Post by 1dave on Dec 2, 2024 20:24:32 GMT -5
From Wikipedia, the free encyclopedia
This article is about the aerial phenomenon. For the rock band, see Foo Fighters. For the homebuilt aircraft, see Stewart Foo Fighter.
The term foo fighters was used by Allied aircraft pilots during World War II to describe various unidentified flying objects or mysterious aerial phenomena seen in the skies over both the European and Pacific theaters of operations.
Though foo fighters initially described a type of UFO reported and named by the U.S. 415th Night Fighter Squadron, the term was also commonly used to mean any UFO sighting from that period.[1] Formally reported from November 1944 onwards, foo fighters were presumed by witnesses to be secret weapons employed by the enemy.
The Robertson Panel explored possible explanations, for instance that they were electrostatic phenomena similar to St. Elmo's fire, electromagnetic phenomena, or simply reflections of light from ice crystals.[2]
Etymology
The nonsense word "foo" emerged in popular culture during the early 1930s, first being used by cartoonist Bill Holman, who peppered his Smokey Stover[3] fireman cartoon strips with "foo" signs and puns.[4][5][6]

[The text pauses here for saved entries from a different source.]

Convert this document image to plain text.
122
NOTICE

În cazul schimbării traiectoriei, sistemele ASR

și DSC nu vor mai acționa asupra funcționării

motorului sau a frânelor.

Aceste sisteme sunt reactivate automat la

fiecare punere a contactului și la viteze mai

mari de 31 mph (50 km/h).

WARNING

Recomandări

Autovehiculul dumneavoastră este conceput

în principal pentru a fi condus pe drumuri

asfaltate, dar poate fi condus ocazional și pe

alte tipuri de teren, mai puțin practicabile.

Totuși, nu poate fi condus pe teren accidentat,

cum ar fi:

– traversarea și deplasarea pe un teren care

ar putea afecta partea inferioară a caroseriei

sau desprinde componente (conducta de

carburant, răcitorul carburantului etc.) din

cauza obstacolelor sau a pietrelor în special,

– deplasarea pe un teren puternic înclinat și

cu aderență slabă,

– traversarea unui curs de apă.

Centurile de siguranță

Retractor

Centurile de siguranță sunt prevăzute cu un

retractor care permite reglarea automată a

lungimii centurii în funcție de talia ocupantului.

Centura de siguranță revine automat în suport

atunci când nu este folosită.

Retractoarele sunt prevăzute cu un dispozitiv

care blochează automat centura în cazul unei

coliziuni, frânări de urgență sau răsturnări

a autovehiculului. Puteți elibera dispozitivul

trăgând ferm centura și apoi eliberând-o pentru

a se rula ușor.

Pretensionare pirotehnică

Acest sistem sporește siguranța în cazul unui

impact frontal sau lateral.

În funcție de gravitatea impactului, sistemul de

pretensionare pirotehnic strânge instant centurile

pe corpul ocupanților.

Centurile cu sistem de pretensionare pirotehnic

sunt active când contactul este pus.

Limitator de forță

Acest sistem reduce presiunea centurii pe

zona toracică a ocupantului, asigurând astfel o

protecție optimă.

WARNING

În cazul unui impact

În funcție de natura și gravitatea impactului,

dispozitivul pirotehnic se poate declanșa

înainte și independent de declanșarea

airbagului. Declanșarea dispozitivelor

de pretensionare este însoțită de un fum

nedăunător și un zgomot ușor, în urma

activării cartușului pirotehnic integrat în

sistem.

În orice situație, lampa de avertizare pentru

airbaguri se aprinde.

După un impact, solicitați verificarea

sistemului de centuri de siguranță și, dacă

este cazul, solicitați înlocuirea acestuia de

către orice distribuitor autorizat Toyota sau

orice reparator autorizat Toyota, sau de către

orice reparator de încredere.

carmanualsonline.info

The term "foo" was borrowed from Smokey Stover by a radar operator in the 415th Night Fighter Squadron, Donald J. Meiers, who, according to most 415th members, gave the foo fighters their name. Meiers was from Chicago and was an avid reader of Holman's strip, which was run daily in the Chicago Tribune. Smokey Stover's catch-phrase was "where there's foo, there's fire". In a mission debriefing on the evening of November 27, 1944, Frederic "Fritz" Ringwald, the unit's S-2 Intelligence Officer, stated that Meiers and Pilot Lt. Ed Schleuter had sighted a red ball of fire that appeared to chase them through a variety of high-speed maneuvers. Ringwald said that Meiers was extremely agitated and had a copy of the comic strip tucked in his back pocket. He pulled it out and slammed it down on Ringwald's desk and said, "t was another one of those effin' foo fighters!" and stormed out of the debriefing room.[7][8]
According to Ringwald, because of the lack of a better name, it stuck. And this was originally what the men of the 415th started calling these incidents: "effin' foo fighters". In December 1944, a press correspondent from the Associated Press in Paris, Bob Wilson, was sent to the 415th at their base outside of Dijon, France, to investigate this story.[9] It was at this time that the term was cleaned up to just "foo fighters". The squadron commander, Capt. Harold Augsperger, also decided to sanitize the term to "foo fighters" in the historical data of the squadron.[7]
My Theory - Pressure waves from the plane bounced off the ground and surrounding clouds combined with new waves coming from the plane to form a plasma ball that moved as the plane moved and distance from clouds changed.